Cross Validation for gamlss2 Models

Description

cv_gamlss2() implements K-fold cross validation for models fitted with gamlss2. Different scoring rules can be supplied via the metric argument. Convenience metric functions (log_pdf_metric(), rqres_metric(), mse_metric()) are provided.

Usage

## K-fold cross-validation
cv_gamlss2(..., data, folds = 5,
  metric = log_pdf_metric, parallel = FALSE, simplify = TRUE)
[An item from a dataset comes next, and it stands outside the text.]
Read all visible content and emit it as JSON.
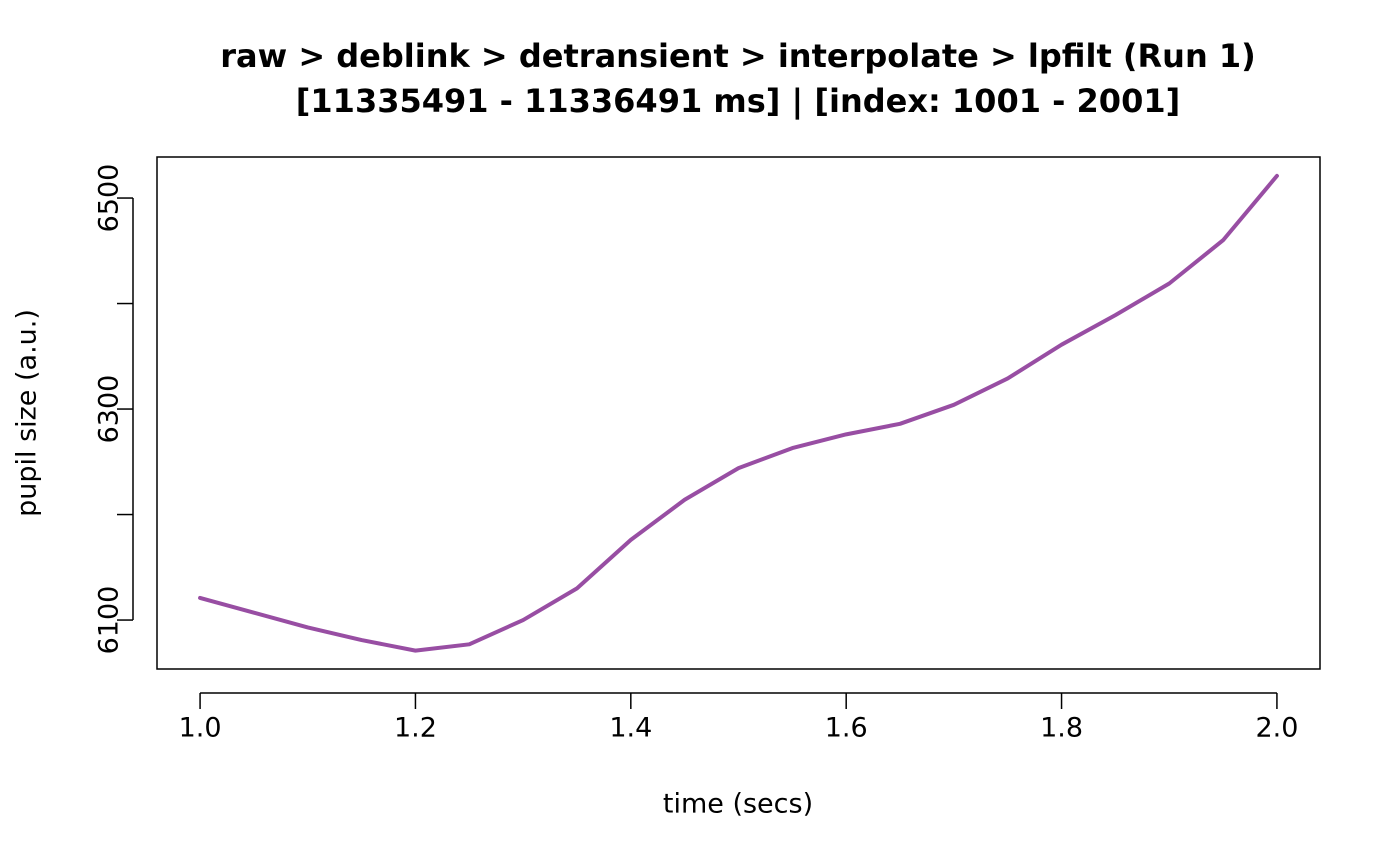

## log-pdf for each observation
log_pdf_metric(model, data)

## randomized quantile residuals
rqres_metric(model, data)

## mean squared error
mse_metric(model, data)

Arguments

model specification passed to gamlss2 such as formula, family, etc.
data a data.frame containing the variables in the model. For functions supplied to argument metric, a data.frame for evaluating predictions or residuals.
folds either an integer specifying the number of folds, or a list, matrix, or data frame of index sets for test folds. Defaults to 5.
metric a function of the form metric(model, data) returning a score for the given fitted model and test data. Defaults to log_pdf_metric.
parallel logical. If TRUE, computation is carried out in parallel using future.apply.
simplify logical. If TRUE, results are returned in a simplified vector or data frame depending on the metric output.
model a fitted gamlss2 model.

Details

cv_gamlss2() splits the data into training and test folds. For each fold the model is fitted on the training data, and the chosen metric is evaluated on the held-out test data. By default, the scoring rule is the log predictive density (log_pdf_metric), but other metrics can be used, such as randomized quantile residuals (rqres_metric) or mean squared error of the conditional mean (mse_metric).

The function returns either a list of fold-wise results or, if simplify = TRUE, a named vector or data frame aligned with the original observations.

Value

If simplify = TRUE and the metric returns scalars, a named numeric vector of fold scores is returned. Otherwise a data frame with fold membership and scores per observation is returned.
The convenience metrics return a numeric vector of scores or residuals.

See Also

gamlss2, log_pdf

Examples

library("gamlss2")


data("abdom", package = "gamlss.data")

## cross-validation using the NO distribution
## only model the mean with s(x)
cv1 <- cv_gamlss2(y ~ s(x), data = abdom, family = NO)

## now, also model the standard deviation with s(x)
cv2 <- cv_gamlss2(y ~ s(x) | s(x), data = abdom, family = BCT)

## evaluate log-likelihood
sum(cv1$score)
sum(cv2$score)